Chacun s’est donc appliqué à trouver ses marques et son rythme. Les stratégies des uns et des autres prenaient une teneur plus conservatrice, la sagesse dictant d’affaler spis, petits ou mediums, de prendre deux, voire trois ris dans la grand-voile, et de faire le dos rond dans le coup de vent de Nord-Est forcissant à l’approche du cap Finisterre. La flotte n’a ainsi déploré "que" trois retours au port, tous momentanés et déjà relégués au rang des péripéties. Deux arrêts à Gijon et la Corogne sont en cours et aucun abandon n’a encore été à déplorer.
Impressionnant Lobato
La course n’en demeure pas moins passionnante. Le mano a mano entre le leader catégorie Série, Francisco Lobato (ROFF TMN) et l’homme de tête des Protos HP Schipman (Maison de l’avenir Urbatys),
est stupéfiant et tout à la gloire du jeune portugais, déjà coutumier du fait avec sa victoire au scratch dans Les Sables Les Açores- Les Sables en 2008. Tous les favoris de la course s’accrochent et vont rentrer d’un même mouvement dans le plus fort du coup de vent qui va les propulser sur des bases record le long des côtes de la péninsule ibérique vers Funchal. Un premier écart est pourtant venu récompenser les leaders et il n’y a plus guère que Schipman et Thomas Ruyant (Faber France), à tenir le rythme soutenu du Portugais impérial en ses eaux. La tête de la course croise en effet au large de Vigo et c’est bien les
rivages Portugais qui s’annoncent par le travers du voilier immatriculé à Lisbonne.
Histoires de trajectoires
Une quinzaine de milles séparent ces trois protagonistes d’une autre sensation de ce début de course, l’inattendu Xavier Macaire et son voilier de Série "Masoco Bay". A la forte houle (près de trois mètres)
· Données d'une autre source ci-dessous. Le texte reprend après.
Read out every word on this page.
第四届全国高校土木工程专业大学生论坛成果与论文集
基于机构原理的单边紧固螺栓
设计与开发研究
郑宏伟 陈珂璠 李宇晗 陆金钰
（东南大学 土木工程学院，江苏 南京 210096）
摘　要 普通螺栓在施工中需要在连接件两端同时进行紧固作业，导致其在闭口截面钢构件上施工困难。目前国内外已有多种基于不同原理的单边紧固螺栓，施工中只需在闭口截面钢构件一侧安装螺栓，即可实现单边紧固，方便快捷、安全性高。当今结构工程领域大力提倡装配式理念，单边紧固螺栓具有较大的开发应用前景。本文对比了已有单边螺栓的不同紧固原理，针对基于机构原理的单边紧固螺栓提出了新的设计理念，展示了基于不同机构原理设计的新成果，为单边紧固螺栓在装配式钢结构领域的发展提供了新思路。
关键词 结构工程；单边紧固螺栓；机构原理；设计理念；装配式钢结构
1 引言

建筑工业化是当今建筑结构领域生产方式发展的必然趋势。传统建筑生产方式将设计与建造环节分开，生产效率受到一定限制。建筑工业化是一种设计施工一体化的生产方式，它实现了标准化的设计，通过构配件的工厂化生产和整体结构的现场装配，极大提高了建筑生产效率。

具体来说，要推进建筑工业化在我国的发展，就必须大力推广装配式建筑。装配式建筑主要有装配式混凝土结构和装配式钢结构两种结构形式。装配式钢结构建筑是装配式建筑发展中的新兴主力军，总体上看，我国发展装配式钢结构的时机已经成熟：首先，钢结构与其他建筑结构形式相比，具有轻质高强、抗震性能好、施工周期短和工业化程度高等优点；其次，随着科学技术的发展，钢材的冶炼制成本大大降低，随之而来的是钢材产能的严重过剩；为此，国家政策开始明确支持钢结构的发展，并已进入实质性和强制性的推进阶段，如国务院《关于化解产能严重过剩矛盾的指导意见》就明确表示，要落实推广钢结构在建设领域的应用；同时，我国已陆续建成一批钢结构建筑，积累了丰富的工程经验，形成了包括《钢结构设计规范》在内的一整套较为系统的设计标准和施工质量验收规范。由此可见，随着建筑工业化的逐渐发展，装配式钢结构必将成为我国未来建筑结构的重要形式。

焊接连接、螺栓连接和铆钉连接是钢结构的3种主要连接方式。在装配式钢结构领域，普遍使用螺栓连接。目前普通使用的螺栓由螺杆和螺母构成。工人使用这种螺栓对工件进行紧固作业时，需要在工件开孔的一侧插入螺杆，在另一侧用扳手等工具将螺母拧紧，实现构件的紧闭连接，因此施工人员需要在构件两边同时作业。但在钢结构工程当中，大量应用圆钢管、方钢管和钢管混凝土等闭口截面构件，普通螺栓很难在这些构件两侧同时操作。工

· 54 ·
et au vent fort, près de trente noeuds fichiers, s’ajoutent à présent pour la majeur partie de la flotte en passe de "dégolfer", une dimension tactique : rester au plus fort du vent le long des côtes, ou s’écarter déjà vers l’ouest vers des flux plus modérés de plus en plus orientés dans l’axe du bateau? Privés d’aide extérieure à la navigation, les solitaires s’en remettent entièrement à leur sens marin et à leurs expériences individuelles pour gérer leurs trajectoires dans l’ignorance de la position de leurs adversaires. C’est là un des caractères de la magie de cette course. Stéphane le Diraison (Cultisol-Marins sans frontière), sait-il ainsi qu’il évolue déjà loin dans l’ouest de ses petits camarades? Un décalage d’une trentaine de milles en latitude existe déjà qui peut, à terme, favoriser son retour sur la tête de la flotte. Rien n’est bien entendu joué et pour tous les favoris, Fabien Després, Rémi Aubrun, Bertand Delesne, Andrea Caracci venu flirter avec les cailloux espagnols, ou le Sud-africain Matt Trautman invité surprise du Top Ten, ce sont 36 longues heures de brise qui s’annoncent. De la brise avec pour nécessité absolue la préservation du bateau, dans une configuration de vent arrière qui impose le délicat exercice des empannages à répétition avec leur lot de vracs, chalutages et grands effrois quand l’avant du bateau vient
plonger sous la vague… Un frisson qu’il tarde à Davy Beaudart, en escale technique à Gijon, et Franck Colin arrêter à La Corogne, de retrouver au plus vite. Au coeur du Golfe de Gascogne, Olivier Avram
sollicite fort son "Cap Monde 2" au bout-dehors réparé. Le danger pour lui est, bien entendu, de voir le coup de vent emporter la flotte sans lui. Il aimerait à l’évidence réintégrer au plus vite le peloton, comme
l’a fait la nuit précédente un autre malchanceux du début de course, le jeune Sébastien Rogues qui a ramené tambour battant son Série
"Generation Eole GDF SUEZ" au coeur de la flotte.